Leur échange est d’une douceur badine dont il a perdu l’habitude. Les salons de jeux et les putains de son cercle nocturne ne sont pas les lieux les plus propices à un comportement d’homme respectable et ses apparitions dans le monde du Haut Londres, aussi importantes et inévitables soient elles, le laisse empli d’un ennui qui confine à la torture. Amalia est rafraîchissante par son naturel, son franc parler et une langue qu’il devine aussi affûté qu’insolente quand elle le choisie. Sa passion réelle pour l’Aéronautique ne la rend que plus désirable à ses yeux. Et il est certain qu’il lui donnera l’occasion de l’explorer sans retenue. Il ne lui laissera pas la possibilité d’échapper à la transaction qu’il lui présentera bientôt. Mais Joshua, avec une pointe d’incrédulité face à son propre comportement, sait que la cage de la jeune femme sera aussi vaste et dorée que sa fortune et ses caprices changeants le permettront.

Il dévoile une fraction du poing d’acier qu’il a gardé silencieux sous le velours de son attitude. Révèle à sa belle oiselle combien les pièges autour d’elle ont été posés et combien son envol ne saurait lui accorder la liberté. Il la surveille. Depuis longtemps et le lui expose sans scrupule ni crise de conscience. Ses actions généreuses mises en lumière sans la moindre retenue pour sa pudeur ou timidité. Il sait. Son humanité préservée malgré la boue de son environnement familial ne lui appartient plus totalement. Il lui arrache même cela. Pourtant, ce n’est pas une information qu’il a l’intention de partager avec son géniteur. Encore moins lorsque l’industriel capte la lueur inquiète et le recul de son corps face à lui. Elle a peur de son père. Une évidence. Il lui apprend aussi la vie présente de l’ingénieur responsable d’une bonne partie du succès de la compagnie maintenant déchue. A nouveau, sa réaction est limpide. Du bout des doigts, il s’octroie un droit qu’il n’a pas sous la pression de sa paume contre son bras. Caressant l’arrondi velouté de sa joue. Luttant à nouveau contre l’envie de la faire sienne sans autre considération. Le muret décrépi doit pouvoir soutenir quelques assauts. Sait elle combien sa vulnérabilité la rend désirable aux yeux d’un prédateur ? Si c’est une manipulation de sa part, Joshua n’a rien contre.

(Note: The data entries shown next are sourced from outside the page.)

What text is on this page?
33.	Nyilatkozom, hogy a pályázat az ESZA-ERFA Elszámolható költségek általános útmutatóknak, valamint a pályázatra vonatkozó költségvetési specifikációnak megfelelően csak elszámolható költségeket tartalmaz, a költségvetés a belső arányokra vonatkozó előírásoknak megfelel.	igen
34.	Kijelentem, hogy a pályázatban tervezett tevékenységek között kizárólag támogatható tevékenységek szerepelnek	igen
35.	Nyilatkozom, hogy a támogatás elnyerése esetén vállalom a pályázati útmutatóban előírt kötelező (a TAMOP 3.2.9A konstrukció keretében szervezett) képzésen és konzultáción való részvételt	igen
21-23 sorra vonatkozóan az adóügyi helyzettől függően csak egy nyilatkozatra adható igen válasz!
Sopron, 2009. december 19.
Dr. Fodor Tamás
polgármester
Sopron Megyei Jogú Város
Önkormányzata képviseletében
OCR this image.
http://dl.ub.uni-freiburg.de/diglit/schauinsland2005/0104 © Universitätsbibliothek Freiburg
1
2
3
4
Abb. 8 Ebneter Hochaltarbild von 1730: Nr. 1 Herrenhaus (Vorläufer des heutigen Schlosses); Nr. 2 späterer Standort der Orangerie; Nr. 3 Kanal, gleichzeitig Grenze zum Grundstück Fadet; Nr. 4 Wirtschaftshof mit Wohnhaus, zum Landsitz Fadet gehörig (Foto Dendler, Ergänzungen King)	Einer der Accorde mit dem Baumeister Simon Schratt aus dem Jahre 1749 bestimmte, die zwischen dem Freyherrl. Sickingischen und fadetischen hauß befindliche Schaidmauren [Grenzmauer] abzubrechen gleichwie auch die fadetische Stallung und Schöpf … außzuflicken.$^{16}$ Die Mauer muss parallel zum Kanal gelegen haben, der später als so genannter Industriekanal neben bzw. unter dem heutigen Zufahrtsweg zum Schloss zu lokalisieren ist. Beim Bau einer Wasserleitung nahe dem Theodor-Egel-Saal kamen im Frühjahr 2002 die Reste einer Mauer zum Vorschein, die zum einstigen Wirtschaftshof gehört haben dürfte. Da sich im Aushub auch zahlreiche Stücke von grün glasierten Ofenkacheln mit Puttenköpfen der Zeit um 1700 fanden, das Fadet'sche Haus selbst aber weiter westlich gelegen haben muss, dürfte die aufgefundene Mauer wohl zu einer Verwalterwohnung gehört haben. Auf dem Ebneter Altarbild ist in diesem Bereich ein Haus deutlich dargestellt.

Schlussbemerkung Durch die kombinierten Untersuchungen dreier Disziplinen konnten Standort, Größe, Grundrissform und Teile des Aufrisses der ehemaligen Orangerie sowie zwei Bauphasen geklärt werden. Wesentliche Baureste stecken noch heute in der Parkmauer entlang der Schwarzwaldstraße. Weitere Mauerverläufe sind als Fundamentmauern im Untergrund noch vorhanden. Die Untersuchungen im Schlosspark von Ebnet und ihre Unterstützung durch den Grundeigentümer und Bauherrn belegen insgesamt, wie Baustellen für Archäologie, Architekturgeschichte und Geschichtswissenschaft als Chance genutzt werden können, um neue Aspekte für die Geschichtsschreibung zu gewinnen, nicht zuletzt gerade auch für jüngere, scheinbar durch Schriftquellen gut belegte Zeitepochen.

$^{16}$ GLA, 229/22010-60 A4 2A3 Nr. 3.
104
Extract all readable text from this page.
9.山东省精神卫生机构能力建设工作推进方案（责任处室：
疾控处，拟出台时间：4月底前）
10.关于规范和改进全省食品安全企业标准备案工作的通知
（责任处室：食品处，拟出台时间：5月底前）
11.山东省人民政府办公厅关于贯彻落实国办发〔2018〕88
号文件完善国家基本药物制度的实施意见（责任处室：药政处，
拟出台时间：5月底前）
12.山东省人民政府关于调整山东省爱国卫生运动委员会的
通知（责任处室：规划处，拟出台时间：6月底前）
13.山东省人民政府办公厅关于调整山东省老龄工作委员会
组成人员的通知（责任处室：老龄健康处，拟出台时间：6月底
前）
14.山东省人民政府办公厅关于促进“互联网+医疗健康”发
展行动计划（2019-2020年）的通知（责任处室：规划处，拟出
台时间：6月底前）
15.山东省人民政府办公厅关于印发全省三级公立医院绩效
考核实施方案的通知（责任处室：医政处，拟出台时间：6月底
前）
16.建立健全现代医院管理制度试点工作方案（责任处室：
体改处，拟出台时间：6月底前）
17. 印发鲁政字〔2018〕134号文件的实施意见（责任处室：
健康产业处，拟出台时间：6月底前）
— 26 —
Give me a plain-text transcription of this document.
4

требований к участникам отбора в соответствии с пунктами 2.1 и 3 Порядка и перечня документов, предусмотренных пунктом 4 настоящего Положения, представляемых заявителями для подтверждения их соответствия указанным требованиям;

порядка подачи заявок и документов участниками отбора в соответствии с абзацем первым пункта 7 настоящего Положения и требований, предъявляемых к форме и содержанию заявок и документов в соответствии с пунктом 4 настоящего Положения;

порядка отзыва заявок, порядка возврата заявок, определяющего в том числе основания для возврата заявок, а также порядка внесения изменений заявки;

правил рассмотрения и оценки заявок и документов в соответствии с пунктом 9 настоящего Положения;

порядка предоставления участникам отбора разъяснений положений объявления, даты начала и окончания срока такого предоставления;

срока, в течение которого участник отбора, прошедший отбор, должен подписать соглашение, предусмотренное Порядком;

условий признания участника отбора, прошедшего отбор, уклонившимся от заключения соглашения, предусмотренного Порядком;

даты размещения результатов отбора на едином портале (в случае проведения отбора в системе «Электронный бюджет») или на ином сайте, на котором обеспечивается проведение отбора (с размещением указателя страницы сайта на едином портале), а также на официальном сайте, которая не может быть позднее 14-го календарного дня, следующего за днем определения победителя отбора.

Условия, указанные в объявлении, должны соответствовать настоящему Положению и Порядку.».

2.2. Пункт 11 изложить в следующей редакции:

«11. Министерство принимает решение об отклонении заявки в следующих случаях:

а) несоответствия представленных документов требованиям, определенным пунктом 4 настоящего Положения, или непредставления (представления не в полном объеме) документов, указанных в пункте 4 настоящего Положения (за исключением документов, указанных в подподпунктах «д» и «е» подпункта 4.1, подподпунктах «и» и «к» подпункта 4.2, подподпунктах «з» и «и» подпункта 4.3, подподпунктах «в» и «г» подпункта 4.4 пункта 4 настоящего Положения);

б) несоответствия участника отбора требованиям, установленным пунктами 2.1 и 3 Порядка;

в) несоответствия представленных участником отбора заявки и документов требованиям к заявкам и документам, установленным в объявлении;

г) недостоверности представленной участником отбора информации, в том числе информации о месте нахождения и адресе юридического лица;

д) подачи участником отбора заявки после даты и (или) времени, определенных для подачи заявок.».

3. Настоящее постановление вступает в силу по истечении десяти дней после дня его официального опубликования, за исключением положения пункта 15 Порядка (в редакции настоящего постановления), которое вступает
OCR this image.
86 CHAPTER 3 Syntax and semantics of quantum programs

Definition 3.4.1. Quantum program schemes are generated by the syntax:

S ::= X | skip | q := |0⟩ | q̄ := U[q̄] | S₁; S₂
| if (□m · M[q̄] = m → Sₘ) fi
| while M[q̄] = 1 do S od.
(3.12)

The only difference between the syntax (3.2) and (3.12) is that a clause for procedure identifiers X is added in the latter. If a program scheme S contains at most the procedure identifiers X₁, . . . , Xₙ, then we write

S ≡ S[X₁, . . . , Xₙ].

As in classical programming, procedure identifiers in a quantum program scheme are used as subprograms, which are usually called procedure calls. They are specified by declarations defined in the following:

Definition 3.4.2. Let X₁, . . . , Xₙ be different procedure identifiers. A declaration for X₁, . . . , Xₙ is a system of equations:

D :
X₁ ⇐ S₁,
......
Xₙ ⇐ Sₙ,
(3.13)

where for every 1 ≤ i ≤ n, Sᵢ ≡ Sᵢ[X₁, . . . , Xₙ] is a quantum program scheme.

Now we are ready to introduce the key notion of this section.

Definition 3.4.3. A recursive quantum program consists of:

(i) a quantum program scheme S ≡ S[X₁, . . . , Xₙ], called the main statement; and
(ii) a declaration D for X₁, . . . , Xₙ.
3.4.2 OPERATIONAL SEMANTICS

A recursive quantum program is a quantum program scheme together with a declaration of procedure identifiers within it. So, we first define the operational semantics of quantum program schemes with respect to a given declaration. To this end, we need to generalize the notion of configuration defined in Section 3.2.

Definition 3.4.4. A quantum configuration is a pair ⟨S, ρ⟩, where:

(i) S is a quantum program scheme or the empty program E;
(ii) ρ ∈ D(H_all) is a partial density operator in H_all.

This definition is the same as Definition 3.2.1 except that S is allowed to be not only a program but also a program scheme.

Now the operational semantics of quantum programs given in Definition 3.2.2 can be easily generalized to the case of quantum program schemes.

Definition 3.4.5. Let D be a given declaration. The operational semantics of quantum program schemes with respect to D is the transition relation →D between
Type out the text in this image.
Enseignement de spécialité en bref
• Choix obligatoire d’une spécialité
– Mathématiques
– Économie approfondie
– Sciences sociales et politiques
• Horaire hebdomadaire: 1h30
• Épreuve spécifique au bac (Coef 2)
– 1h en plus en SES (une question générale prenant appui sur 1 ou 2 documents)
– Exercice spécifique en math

Non. Il n’y a pas d’illusion de sa part, il en a la confirmation quand la lumière suave, l’éclat qui émane d’elle se ternie, avalé par la réalité qui vient de reprendre ses droits sous ses mots abrupts. Il n’était pas question de tomber si facilement sous son charme de demoiselle éperdue. Ce n’est pas comme cela qu’il mène ses affaires. Joshua ne mélange jamais sexe et business, et n’implique encore moins ses attirances. Pas le temps pour ces faiblesses. L’antipathie, la haine qu’il éprouve pour De Warwick se confirme, amplifiées, par son comportement indigne vis-à-vis de sa fille. Ses paroles, sa gifle enflent le dégoût qu’il ressent pour l’homme. Son mépris pourtant ne s’exprime pas. Empêchant seulement Amélia de poignarder l’immondice qui se tient devant eux. Lui offrant un soutien physique. L’Absolvant des reproches formulés par le maître des lieux. Et surtout, il choisit froidement de le dépouiller de tout pouvoir dans l’avenir de sa fortune ou de son nom. Il fait de son héritière la seule en capacité d’avoir le moindre le levier sur son avenir. Qu’elle accepte ou non le marché- Et elle acceptera, ils ne sont qu’au début des négociations- De Warwick n’aura pas son mot à dire. Uniquement celle qu’il n’a pas cessé de vouloir ramener à sa botte. Joshua se rend maître de l’espace. Tant physiquement que mentalement. Tournant le dos à sa proie la moins intéressante. Entièrement dédié à Amalia dans cet échange. Lui rendant une partie de la dignité que son père lui vole depuis des années.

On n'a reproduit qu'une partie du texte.